Martin stood across from us, leaning against the counter. “This cheesecake is even better than the one yesterday, Marie,” he said as he spooned a piece into his mouth.
“Don’t tell your aunt on us.” She shot me a mischievous grin as she took a bite of her own slice.
“My lips are sealed.” I giggled.
Marie turned to me. “So, your aunt told me you’ll be going to school for the first time ever tomorrow. Are you excited?”
“I will?” Of course, I hadn’t been expecting my aunt to homeschool me, but I also hadn’t thought I would have to start school right away. I’d sort of been hoping to have a few days off to adjust to my new living arrangements, but now that I knew that wasn’t the case, I couldn’t help but feel slightly nervous.
Going to school may have been what I’d always wanted, but now that it was finally happening, I felt panicked. I didn’t know the first thing about fitting in or making friends. As if moving to live in a brand new state with my, up until now, estranged family wasn’t hard enough, I also had to go to school for the very first time in less than twenty-four hours. It was all so overwhelming.
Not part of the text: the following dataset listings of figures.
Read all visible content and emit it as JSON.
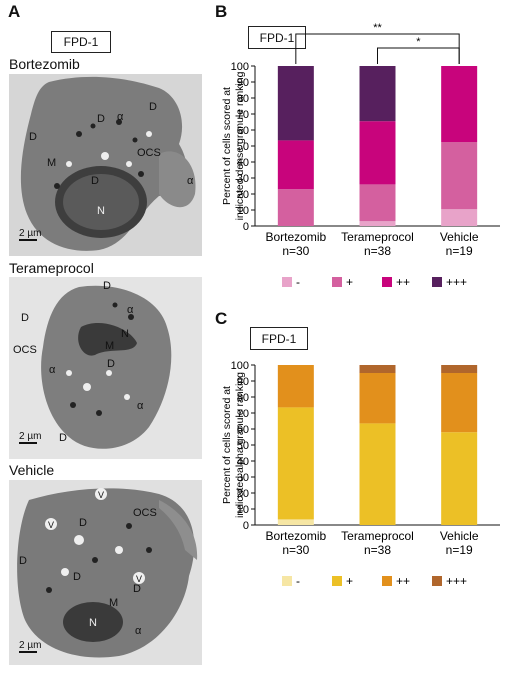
{
  "panel_a": {
    "letter": "A",
    "title_box": "FPD-1",
    "micrographs": [
      {
        "condition": "Bortezomib",
        "scale_bar": "2 µm",
        "annotations": [
          "D",
          "D",
          "D",
          "D",
          "M",
          "OCS",
          "α",
          "α",
          "N"
        ]
      },
      {
        "condition": "Terameprocol",
        "scale_bar": "2 µm",
        "annotations": [
          "D",
          "D",
          "D",
          "D",
          "M",
          "OCS",
          "α",
          "α",
          "α",
          "N"
        ]
      },
      {
        "condition": "Vehicle",
        "scale_bar": "2 µm",
        "annotations": [
          "D",
          "D",
          "D",
          "D",
          "M",
          "OCS",
          "α",
          "V",
          "V",
          "V",
          "N"
        ]
      }
    ]
  },
  "panel_b": {
    "letter": "B",
    "title_box": "FPD-1",
    "sig_double": "**",
    "sig_single": "*"
  },
  "panel_c": {
    "letter": "C",
    "title_box": "FPD-1"
  },
  "chart_data": [
    {
      "type": "bar",
      "stacked": true,
      "ylabel": "Percent of cells scored at indicated dense granule ranking",
      "ylim": [
        0,
        100
      ],
      "yticks": [
        0,
        10,
        20,
        30,
        40,
        50,
        60,
        70,
        80,
        90,
        100
      ],
      "categories": [
        "Bortezomib",
        "Terameprocol",
        "Vehicle"
      ],
      "category_n": [
        "n=30",
        "n=38",
        "n=19"
      ],
      "legend_position": "bottom",
      "series": [
        {
          "name": "-",
          "color": "#e8a3c9",
          "values": [
            0,
            3,
            10.5
          ]
        },
        {
          "name": "+",
          "color": "#d4609f",
          "values": [
            23,
            23,
            42
          ]
        },
        {
          "name": "++",
          "color": "#c8047c",
          "values": [
            30.5,
            39.5,
            47.5
          ]
        },
        {
          "name": "+++",
          "color": "#57205e",
          "values": [
            46.5,
            34.5,
            0
          ]
        }
      ],
      "significance": [
        {
          "from": "Bortezomib",
          "to": "Vehicle",
          "label": "**"
        },
        {
          "from": "Terameprocol",
          "to": "Vehicle",
          "label": "*"
        }
      ]
    },
    {
      "type": "bar",
      "stacked": true,
      "ylabel": "Percent of cells scored at indicated alpha granule ranking",
      "ylim": [
        0,
        100
      ],
      "yticks": [
        0,
        10,
        20,
        30,
        40,
        50,
        60,
        70,
        80,
        90,
        100
      ],
      "categories": [
        "Bortezomib",
        "Terameprocol",
        "Vehicle"
      ],
      "category_n": [
        "n=30",
        "n=38",
        "n=19"
      ],
      "legend_position": "bottom",
      "series": [
        {
          "name": "-",
          "color": "#f6e6a4",
          "values": [
            3.5,
            0,
            0
          ]
        },
        {
          "name": "+",
          "color": "#ecc026",
          "values": [
            70,
            63.5,
            58
          ]
        },
        {
          "name": "++",
          "color": "#e2901c",
          "values": [
            26.5,
            31.5,
            37
          ]
        },
        {
          "name": "+++",
          "color": "#b0662c",
          "values": [
            0,
            5,
            5
          ]
        }
      ]
    }
  ]
}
“Indeed. But on the bright side, you’ll have your own personal driver,” Martin offered, seeming to note my disappointment.
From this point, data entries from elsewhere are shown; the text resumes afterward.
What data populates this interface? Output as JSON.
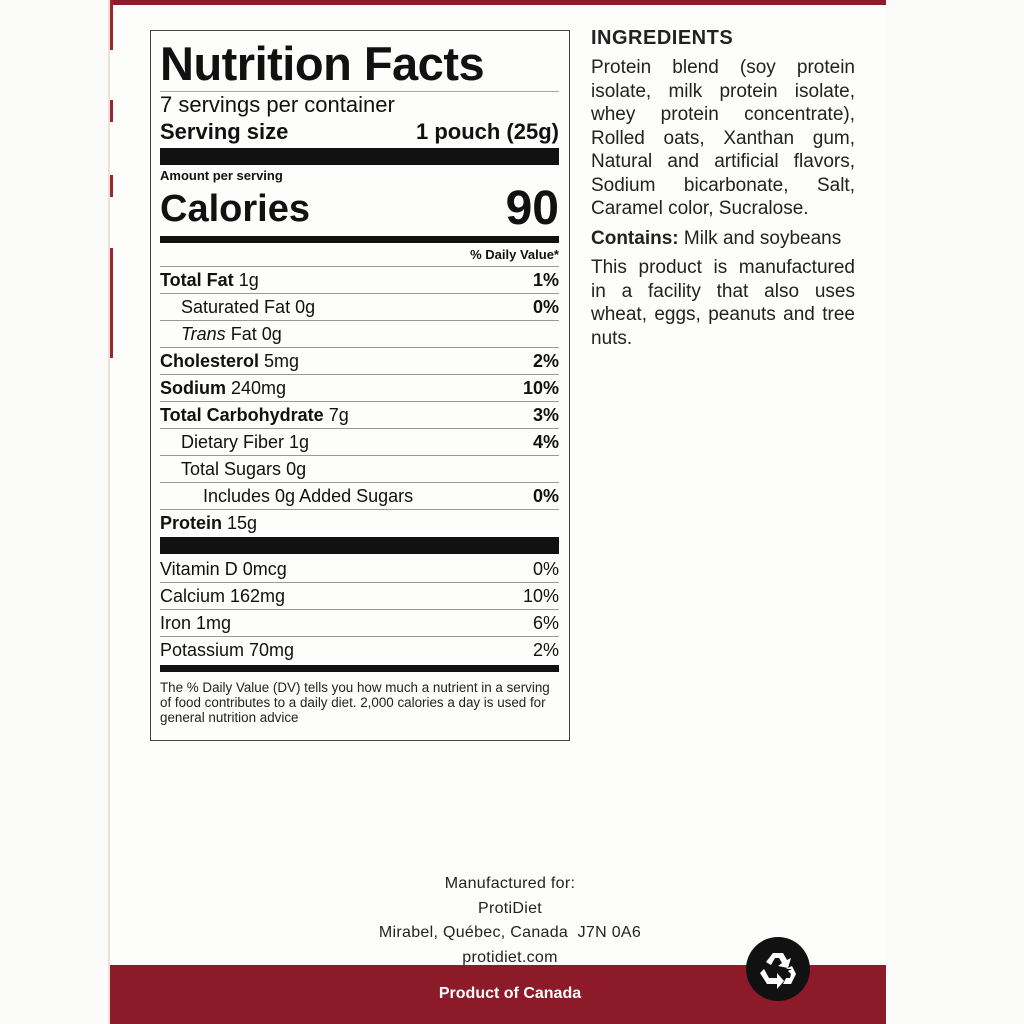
{
  "nutrition": {
    "title": "Nutrition Facts",
    "servings": "7 servings per container",
    "serving_size_label": "Serving size",
    "serving_size_value": "1 pouch (25g)",
    "amount_per_serving": "Amount per serving",
    "calories_label": "Calories",
    "calories_value": "90",
    "dv_header": "% Daily Value*",
    "rows": [
      {
        "name": "Total Fat",
        "amount": "1g",
        "dv": "1%"
      },
      {
        "name": "Saturated Fat",
        "amount": "0g",
        "dv": "0%"
      },
      {
        "name": "Trans",
        "amount": "Fat 0g",
        "dv": ""
      },
      {
        "name": "Cholesterol",
        "amount": "5mg",
        "dv": "2%"
      },
      {
        "name": "Sodium",
        "amount": "240mg",
        "dv": "10%"
      },
      {
        "name": "Total Carbohydrate",
        "amount": "7g",
        "dv": "3%"
      },
      {
        "name": "Dietary Fiber",
        "amount": "1g",
        "dv": "4%"
      },
      {
        "name": "Total Sugars",
        "amount": "0g",
        "dv": ""
      },
      {
        "name": "Includes 0g Added Sugars",
        "amount": "",
        "dv": "0%"
      },
      {
        "name": "Protein",
        "amount": "15g",
        "dv": ""
      }
    ],
    "vitamins": [
      {
        "name": "Vitamin D 0mcg",
        "dv": "0%"
      },
      {
        "name": "Calcium 162mg",
        "dv": "10%"
      },
      {
        "name": "Iron 1mg",
        "dv": "6%"
      },
      {
        "name": "Potassium 70mg",
        "dv": "2%"
      }
    ],
    "footnote": "The % Daily Value (DV) tells you how much a nutrient in a serving of food contributes to a daily diet. 2,000 calories a day is used for general nutrition advice"
  },
  "ingredients": {
    "title": "INGREDIENTS",
    "text": "Protein blend (soy protein isolate, milk protein isolate, whey protein concentrate), Rolled oats, Xanthan gum, Natural and artificial flavors, Sodium bicarbonate, Salt, Caramel color, Sucralose.",
    "contains_label": "Contains:",
    "contains_text": "Milk and soybeans",
    "facility": "This product is manufactured in a facility that also uses wheat, eggs, peanuts and tree nuts."
  },
  "manufacturer": {
    "label": "Manufactured for:",
    "name": "ProtiDiet",
    "address": "Mirabel, Québec, Canada  J7N 0A6",
    "website": "protidiet.com"
  },
  "origin": "Product of Canada",
  "icons": {
    "recycle": "recycle-icon"
  },
  "colors": {
    "band": "#8c1a29"
  }
}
I frowned, wondering how that could be a bright side. I’d always kind of wondered what it would be like to ride on a school bus, getting the full high school experience. I also wasn’t sure if having my own driver could make things embarrassing by drawing unnecessary attention to me, but Aunt Regina’s house was so far away from town that I doubted there was a school bus that came to this neck of the
Then again, maybe there was a bright side. Would I have really wanted to stand outside waiting for a school bus knowing that there were wolves nearby?
After we finished eating our cheesecake, Marie led me to the one room that she and Martin hadn’t shown me during the grand tour of the rest of the house: my bedroom. It was on the second floor, right next door to Callie’s room.
When Marie opened the door, I held in my gasp. It was more than I ever could have hoped for. The room was large and spacious, decorated mostly in turquoise with brown and white accents.
Marie glanced over her shoulder at me. “Do you like it?”
“It’s beautiful,” I whispered.
“I thought so, too.” She sat down on the bed, running her hands over the paisley patterned comforter. “Do you need any help unpacking?”
I glanced down at my bags, suddenly feeling somewhat possessive over their contents. It wasn’t that I couldn’t have used the help. It was just that I needed to unpack – and deal with what unpacking really meant – on my own.
“I think I’ll be okay,” I told Marie. “But thank you for offering.”
“No problem. If you change your mind, just let me know.”
“I will,” I promised.
With a smile, she rose to her feet and headed for the door. She stepped out into the
hallway, leaving me alone in the room I would call home for the next two years.